Exercises for low back pain

Three of our favorite exercises for low back pain are planks, dead bugs, and glute bridges. While these may not completely eliminate your back pain, they typically provide relief. In addition, they will help strengthen muscles that we typically find are weak and under active in patients with back pain. Check out the form tips below!

Plank Exercise for Low Back Pain

We generally recommend 2 to 3 rounds of 6 to 10 repetitions, with a 5-10 second hold for each rep. Our top three key tips for properly performing this exercise are the following:

  1. Back flat from hips to head
  2. Squeeze your glutes
  3. Push your chest away from the ground

Glute Bridge Exercise for Low Back Pain

We generally recommend 2 to 3 sets of 8 to 10 reps. Our top three key tips for properly performing this exercise are the following:

  1. Low back flat to the floor
  2. Squeeze your glutes
  3. Push through your heels to lift your hips up

Dead Bug Exercise for Low Back Pain

We generally recommend 2 to 3 sets of 6 to 10 total reps.
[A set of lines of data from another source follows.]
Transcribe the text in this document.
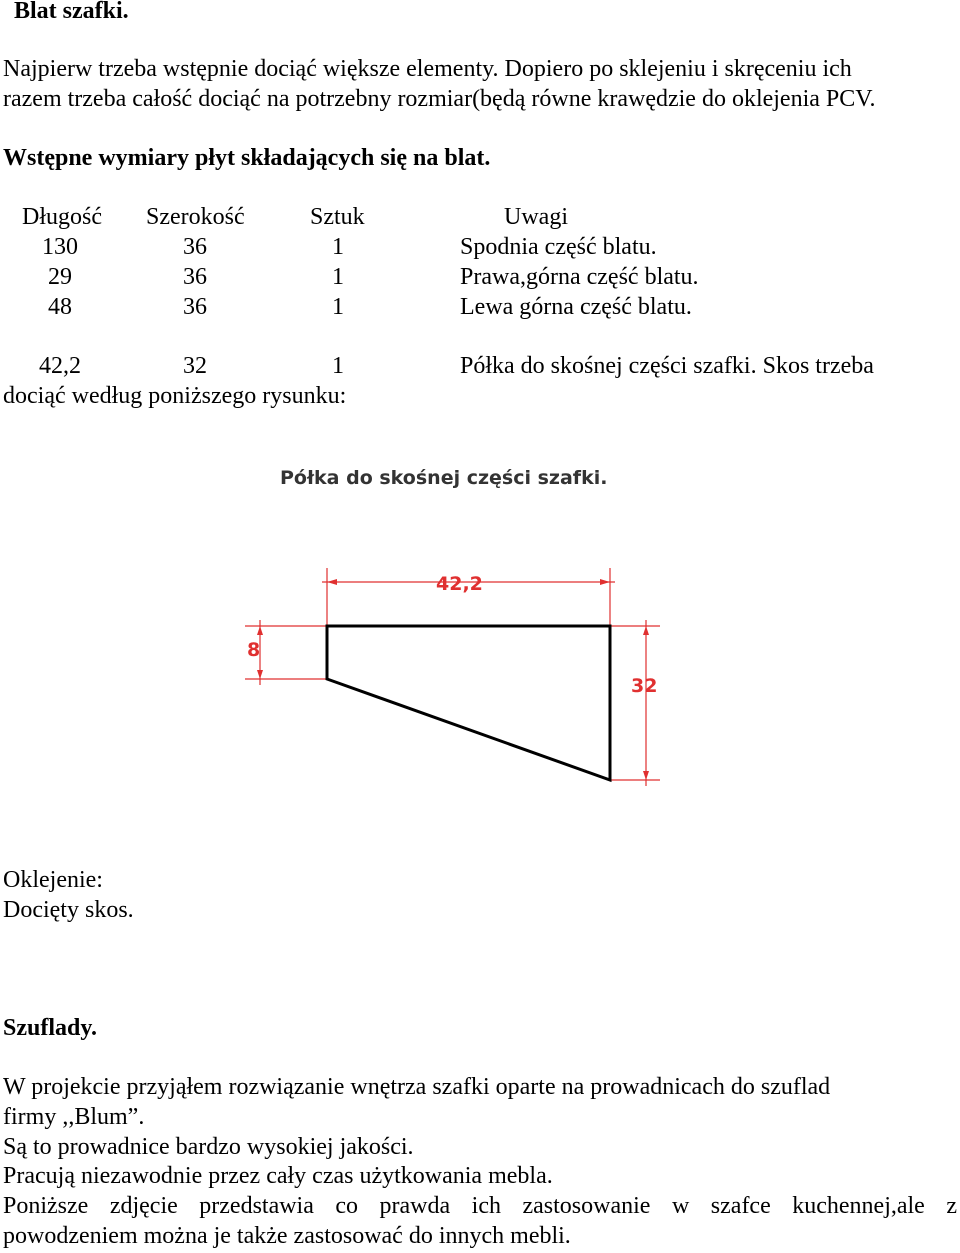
Blat szafki.
Najpierw trzeba wstępnie dociąć większe elementy. Dopiero po sklejeniu i skręceniu ich
razem trzeba całość dociąć na potrzebny rozmiar(będą równe krawędzie do oklejenia PCV.
Wstępne wymiary płyt składających się na blat.
Długość Szerokość	Sztuk	Uwagi
130	36	1	Spodnia część blatu.
29	36	1	Prawa,górna część blatu.
48	36	1	Lewa górna część blatu.
42,2	32	1	Półka do skośnej części szafki. Skos trzeba
dociąć według poniższego rysunku:
Półka do skośnej części szafki.
42,2
8
32
Oklejenie:
Docięty skos.
Szuflady.
W projekcie przyjąłem rozwiązanie wnętrza szafki oparte na prowadnicach do szuflad
firmy ,,Blum”.
Są to prowadnice bardzo wysokiej jakości.
Pracują niezawodnie przez cały czas użytkowania mebla.
Poniższe zdjęcie przedstawia co prawda ich zastosowanie w szafce kuchennej,ale z
powodzeniem można je także zastosować do innych mebli.
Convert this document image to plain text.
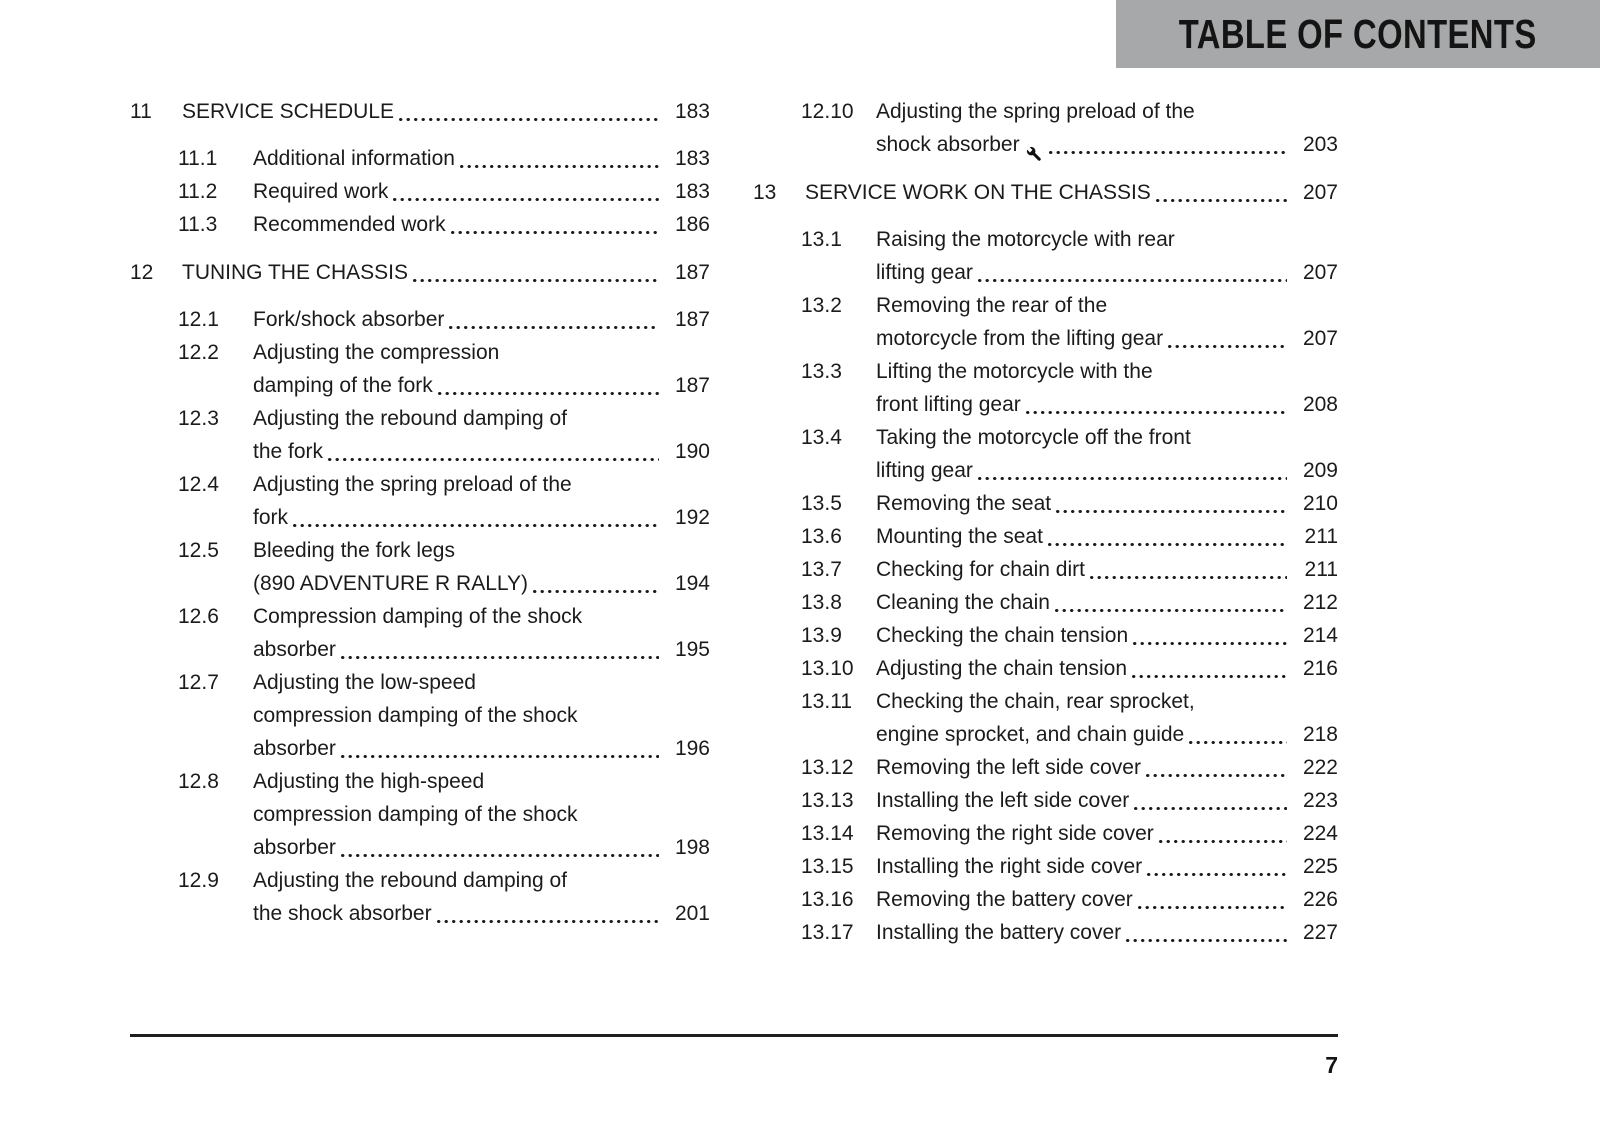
TABLE OF CONTENTS
11	SERVICE SCHEDULE	183
11.1	Additional information	183
11.2	Required work	183
11.3	Recommended work	186
12	TUNING THE CHASSIS	187
12.1	Fork/shock absorber	187
12.2	Adjusting the compression
damping of the fork	187
12.3	Adjusting the rebound damping of
the fork	190
12.4	Adjusting the spring preload of the
fork	192
12.5	Bleeding the fork legs
(890 ADVENTURE R RALLY)	194
12.6	Compression damping of the shock
absorber	195
12.7	Adjusting the low-speed
compression damping of the shock
absorber	196
12.8	Adjusting the high-speed
compression damping of the shock
absorber	198
12.9	Adjusting the rebound damping of
the shock absorber	201
12.10	Adjusting the spring preload of the
shock absorber	203
13	SERVICE WORK ON THE CHASSIS	207
13.1	Raising the motorcycle with rear
lifting gear	207
13.2	Removing the rear of the
motorcycle from the lifting gear	207
13.3	Lifting the motorcycle with the
front lifting gear	208
13.4	Taking the motorcycle off the front
lifting gear	209
13.5	Removing the seat	210
13.6	Mounting the seat	211
13.7	Checking for chain dirt	211
13.8	Cleaning the chain	212
13.9	Checking the chain tension	214
13.10	Adjusting the chain tension	216
13.11	Checking the chain, rear sprocket,
engine sprocket, and chain guide	218
13.12	Removing the left side cover	222
13.13	Installing the left side cover	223
13.14	Removing the right side cover	224
13.15	Installing the right side cover	225
13.16	Removing the battery cover	226
13.17	Installing the battery cover	227
7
Our top three key tips for properly performing this exercise are the following:

  1. Low back flat to the floor
  2. Hips and knees held at 90 degrees
  3. Extend opposite arm and leg towards the floor, maintaining a neutral trunk position and low back flat to the floor

 

Check out the video below of Coach Tyler demonstrating these three exercises for low back pain!

 

Our YouTube channel also contains both easier and more difficult versions of these exercises. If your back pain becomes worse during any of these exercises, stop performing that one. We recommend seeing a sports chiropractor or physical therapist prior to beginning any exercise routine to help treat low back pain.